First, she endorsed Tennessee democrats Phil Bredesen (Senate) and Jim Cooper (House of Representatives) via a public post on Instagram. Then, in June of 2019, she penned a letter to Republican senator Lamar Alexander of Tennessee to ask for his support in passing the Equality Act when the bill reaches the U.S. Senate. She posted that letter to Instagram as well. These moments come across as particularly tense in the documentary, as not everyone, including her father, agreed with her decision to tread into politics.
“It felt like she gathered this strength from all the stuff that she’s been through, all the challenges she’d experienced and now she was standing up and deciding to be true to herself in this very new way,” Wilson recalls. “She ultimately has the talk with her family and I think it’s incredible to see — not only because it’s about politics, but because it’s a moment that I think a lot of people have in their lives where they disagree with people who love them. So, I think for her it was all a part of this growing-up process. It’s coming-of-age moment in her life. I felt like what I was watching was her taking that leash off.”

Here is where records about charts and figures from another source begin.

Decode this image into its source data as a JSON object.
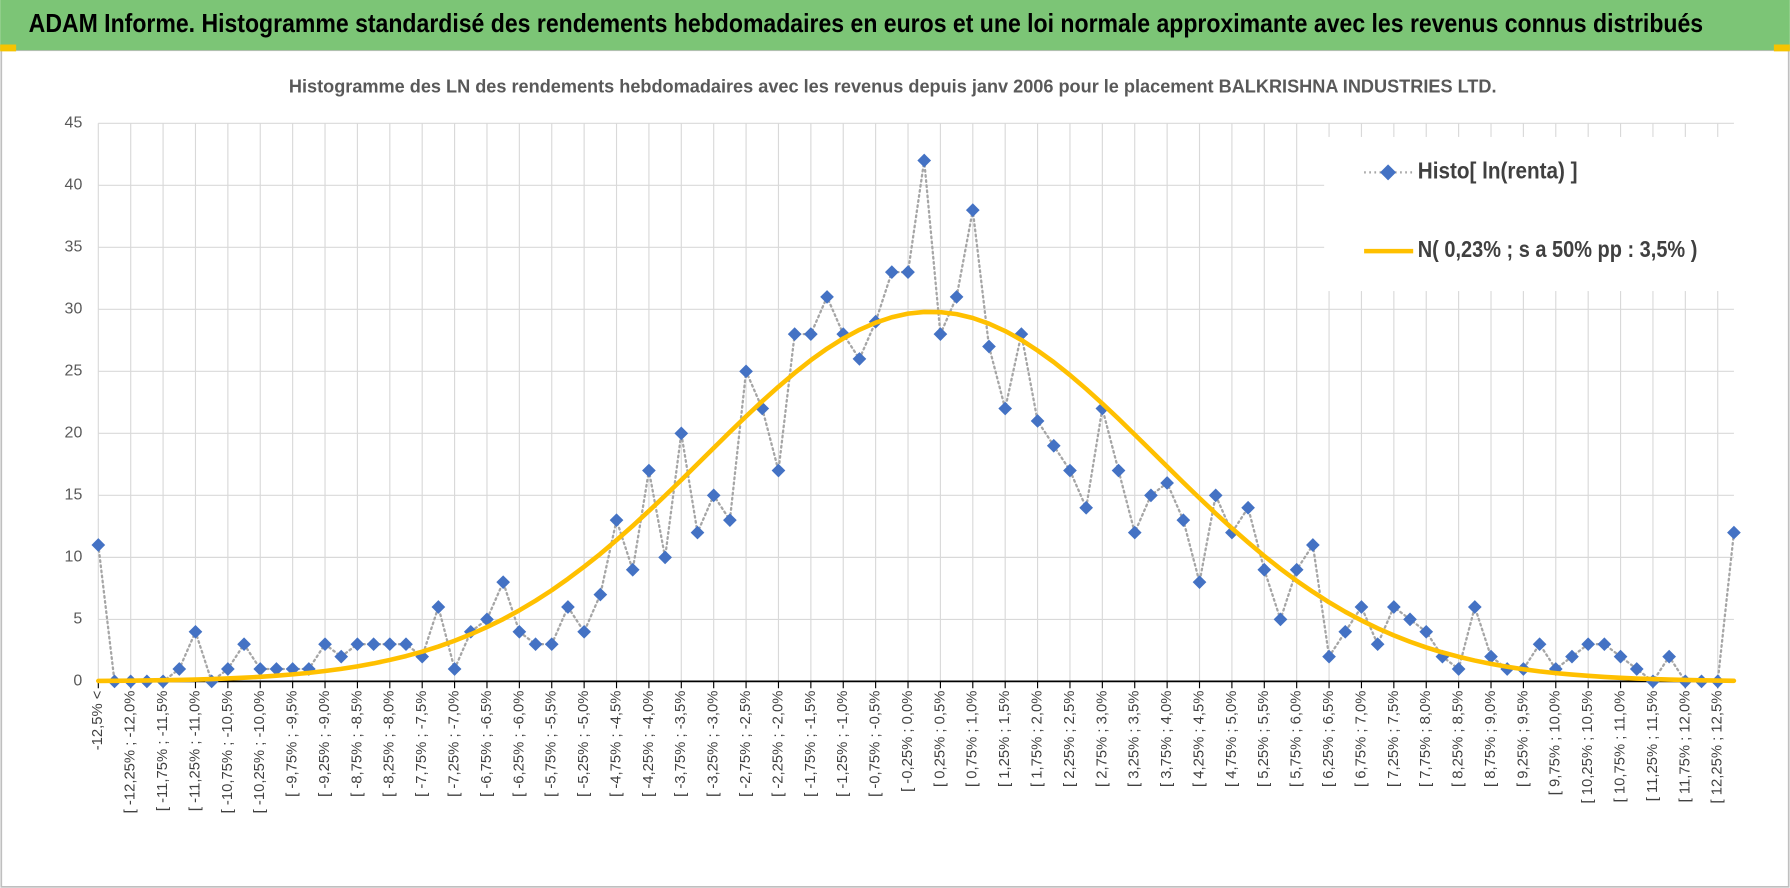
{
  "header": {
    "title": "ADAM Informe. Histogramme standardisé des rendements hebdomadaires en euros et une loi normale approximante avec les revenus connus distribués"
  },
  "chart_data": {
    "type": "line",
    "title": "Histogramme des LN des rendements hebdomadaires avec les revenus depuis janv 2006 pour le placement BALKRISHNA INDUSTRIES LTD.",
    "categories": [
      "-12,5% <",
      null,
      "[ -12,25% ; -12,0%",
      null,
      "[ -11,75% ; -11,5%",
      null,
      "[ -11,25% ; -11,0%",
      null,
      "[ -10,75% ; -10,5%",
      null,
      "[ -10,25% ; -10,0%",
      null,
      "[ -9,75% ; -9,5%",
      null,
      "[ -9,25% ; -9,0%",
      null,
      "[ -8,75% ; -8,5%",
      null,
      "[ -8,25% ; -8,0%",
      null,
      "[ -7,75% ; -7,5%",
      null,
      "[ -7,25% ; -7,0%",
      null,
      "[ -6,75% ; -6,5%",
      null,
      "[ -6,25% ; -6,0%",
      null,
      "[ -5,75% ; -5,5%",
      null,
      "[ -5,25% ; -5,0%",
      null,
      "[ -4,75% ; -4,5%",
      null,
      "[ -4,25% ; -4,0%",
      null,
      "[ -3,75% ; -3,5%",
      null,
      "[ -3,25% ; -3,0%",
      null,
      "[ -2,75% ; -2,5%",
      null,
      "[ -2,25% ; -2,0%",
      null,
      "[ -1,75% ; -1,5%",
      null,
      "[ -1,25% ; -1,0%",
      null,
      "[ -0,75% ; -0,5%",
      null,
      "[ -0,25% ; 0,0%",
      null,
      "[ 0,25% ; 0,5%",
      null,
      "[ 0,75% ; 1,0%",
      null,
      "[ 1,25% ; 1,5%",
      null,
      "[ 1,75% ; 2,0%",
      null,
      "[ 2,25% ; 2,5%",
      null,
      "[ 2,75% ; 3,0%",
      null,
      "[ 3,25% ; 3,5%",
      null,
      "[ 3,75% ; 4,0%",
      null,
      "[ 4,25% ; 4,5%",
      null,
      "[ 4,75% ; 5,0%",
      null,
      "[ 5,25% ; 5,5%",
      null,
      "[ 5,75% ; 6,0%",
      null,
      "[ 6,25% ; 6,5%",
      null,
      "[ 6,75% ; 7,0%",
      null,
      "[ 7,25% ; 7,5%",
      null,
      "[ 7,75% ; 8,0%",
      null,
      "[ 8,25% ; 8,5%",
      null,
      "[ 8,75% ; 9,0%",
      null,
      "[ 9,25% ; 9,5%",
      null,
      "[ 9,75% ; 10,0%",
      null,
      "[ 10,25% ; 10,5%",
      null,
      "[ 10,75% ; 11,0%",
      null,
      "[ 11,25% ; 11,5%",
      null,
      "[ 11,75% ; 12,0%",
      null,
      "[ 12,25% ; 12,5%",
      null
    ],
    "series": [
      {
        "name": "Histo[ ln(renta) ]",
        "color": "#4472c4",
        "line_color": "#a6a6a6",
        "line_style": "dotted",
        "marker": "diamond",
        "values": [
          11,
          0,
          0,
          0,
          0,
          1,
          4,
          0,
          1,
          3,
          1,
          1,
          1,
          1,
          3,
          2,
          3,
          3,
          3,
          3,
          2,
          6,
          1,
          4,
          5,
          8,
          4,
          3,
          3,
          6,
          4,
          7,
          13,
          9,
          17,
          10,
          20,
          12,
          15,
          13,
          25,
          22,
          17,
          28,
          28,
          31,
          28,
          26,
          29,
          33,
          33,
          42,
          28,
          31,
          38,
          27,
          22,
          28,
          21,
          19,
          17,
          14,
          22,
          17,
          12,
          15,
          16,
          13,
          8,
          15,
          12,
          14,
          9,
          5,
          9,
          11,
          2,
          4,
          6,
          3,
          6,
          5,
          4,
          2,
          1,
          6,
          2,
          1,
          1,
          3,
          1,
          2,
          3,
          3,
          2,
          1,
          0,
          2,
          0,
          0,
          0,
          12
        ]
      },
      {
        "name": "N( 0,23% ; s a 50% pp : 3,5% )",
        "color": "#ffc000",
        "values": [
          0.04,
          0.05,
          0.06,
          0.08,
          0.1,
          0.12,
          0.15,
          0.19,
          0.24,
          0.3,
          0.37,
          0.46,
          0.57,
          0.69,
          0.84,
          1.01,
          1.21,
          1.45,
          1.73,
          2.04,
          2.4,
          2.81,
          3.28,
          3.8,
          4.38,
          5.02,
          5.73,
          6.51,
          7.35,
          8.27,
          9.25,
          10.28,
          11.39,
          12.54,
          13.74,
          14.98,
          16.24,
          17.53,
          18.82,
          20.11,
          21.37,
          22.59,
          23.76,
          24.87,
          25.9,
          26.83,
          27.65,
          28.35,
          28.92,
          29.36,
          29.65,
          29.79,
          29.77,
          29.61,
          29.3,
          28.84,
          28.25,
          27.53,
          26.68,
          25.74,
          24.7,
          23.58,
          22.4,
          21.17,
          19.9,
          18.62,
          17.33,
          16.04,
          14.78,
          13.54,
          12.35,
          11.21,
          10.11,
          9.08,
          8.11,
          7.22,
          6.38,
          5.61,
          4.92,
          4.28,
          3.71,
          3.2,
          2.74,
          2.34,
          1.99,
          1.68,
          1.41,
          1.18,
          0.98,
          0.81,
          0.67,
          0.55,
          0.45,
          0.36,
          0.29,
          0.23,
          0.19,
          0.15,
          0.12,
          0.09,
          0.07,
          0.05
        ]
      }
    ],
    "ylim": [
      0,
      45
    ],
    "yticks": [
      0,
      5,
      10,
      15,
      20,
      25,
      30,
      35,
      40,
      45
    ],
    "grid": true,
    "legend": "top-right"
  }
}
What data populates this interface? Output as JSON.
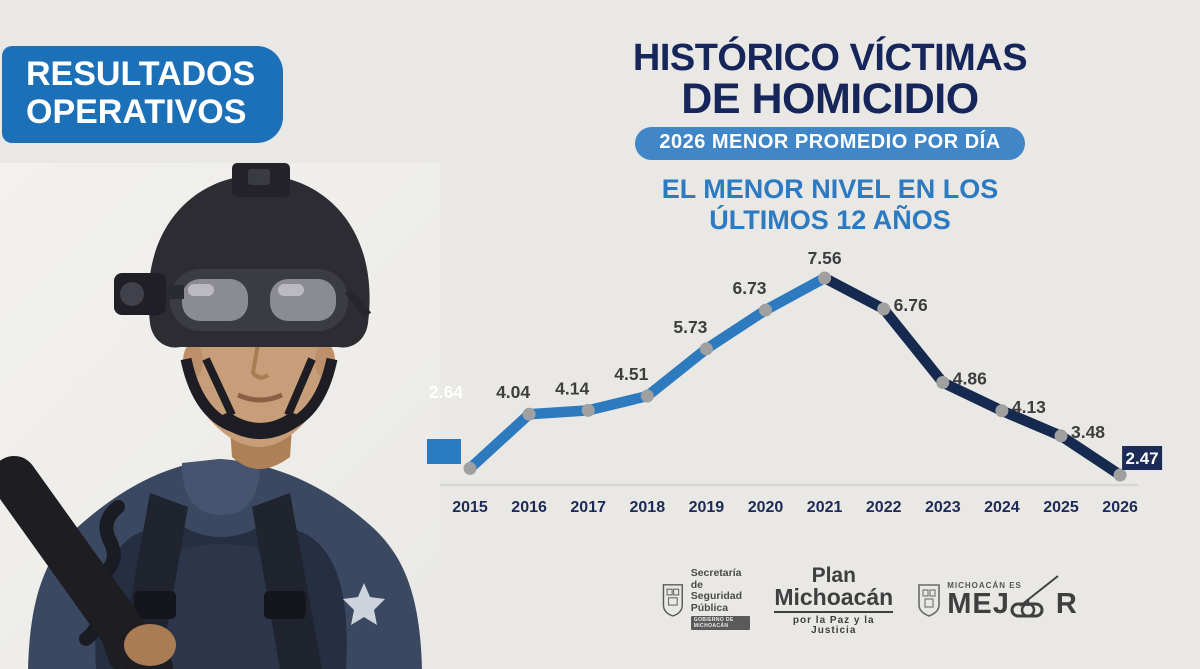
{
  "banner": {
    "line1": "RESULTADOS",
    "line2": "OPERATIVOS"
  },
  "header": {
    "title_line1": "HISTÓRICO VÍCTIMAS",
    "title_line2": "DE HOMICIDIO",
    "badge": "2026 MENOR PROMEDIO POR DÍA",
    "subtitle_line1": "EL MENOR NIVEL EN LOS",
    "subtitle_line2": "ÚLTIMOS 12 AÑOS"
  },
  "chart_data": {
    "type": "line",
    "title": "Histórico víctimas de homicidio (promedio por día)",
    "categories": [
      "2015",
      "2016",
      "2017",
      "2018",
      "2019",
      "2020",
      "2021",
      "2022",
      "2023",
      "2024",
      "2025",
      "2026"
    ],
    "values": [
      2.64,
      4.04,
      4.14,
      4.51,
      5.73,
      6.73,
      7.56,
      6.76,
      4.86,
      4.13,
      3.48,
      2.47
    ],
    "xlabel": "",
    "ylabel": "",
    "ylim": [
      2,
      8
    ],
    "grid": false,
    "legend": "none",
    "annotations": {
      "first_value_label_style": "white text with blue square marker",
      "last_value_label_style": "white text in navy box",
      "peak_year": "2021"
    },
    "colors": {
      "rising_line": "#2d7abf",
      "falling_line": "#16294f",
      "dot": "#a0a0a0",
      "value_label": "#3e3e3e",
      "year_label": "#1b2a56",
      "axis_line": "#d8d6d3",
      "first_label_text": "#ffffff",
      "first_marker_fill": "#2b7bc0",
      "last_box_fill": "#1b2a56",
      "last_box_text": "#ffffff"
    }
  },
  "footer": {
    "ssp": {
      "line1": "Secretaría",
      "line2": "de Seguridad",
      "line3": "Pública",
      "sub": "GOBIERNO DE MICHOACÁN"
    },
    "plan": {
      "line1": "Plan",
      "line2": "Michoacán",
      "tagline": "por la Paz y la Justicia"
    },
    "mejor": {
      "small": "MICHOACÁN ES",
      "big_left": "MEJ",
      "big_right": "R"
    }
  },
  "icons": [
    "officer-illustration",
    "ssp-shield-icon",
    "state-shield-icon",
    "cable-car-icon",
    "star-badge-icon"
  ],
  "theme": {
    "background": "#e9e8e5",
    "banner_blue": "#1c70b8",
    "badge_blue": "#4187c7",
    "title_navy": "#17265a",
    "subtitle_blue": "#2b7ac2"
  }
}
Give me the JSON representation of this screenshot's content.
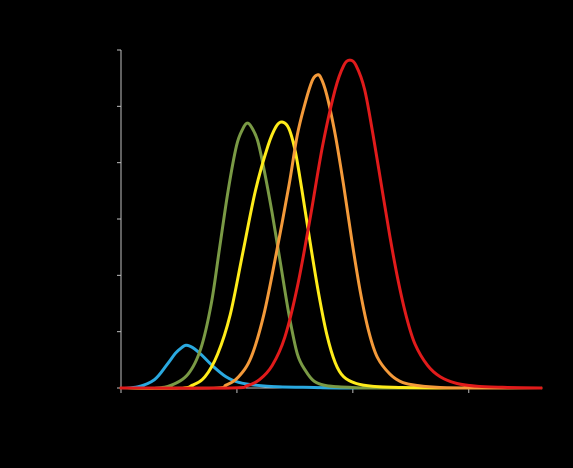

In another deeply personal moment, Swift mulls over her eating disorder, a decision Wilson calls “brave.” When editing that sequence, Wilson montaged a collection of photos of Swift during an era when her eating was particularly disordered (when 2014’s 1989 was coming out). “I vaguely remember seeing some of those images on magazine covers or online,” Wilson says. “And what’s crazy is that I didn’t think she looked too skinny. I wanted to make a larger statement about how our standards of beauty are so impossible to achieve and so warped and dangerous that those images can be seen as normal.”
The doc isn’t all trauma, though. Wilson got the unique opportunity to join Swift in the studio during the recording of Lover. “No one had ever filmed with her in the studio before,” she says. “I think you could see in the movie, it’s like her happy place and she’s so in the zone. It’s amazing to watch her work.”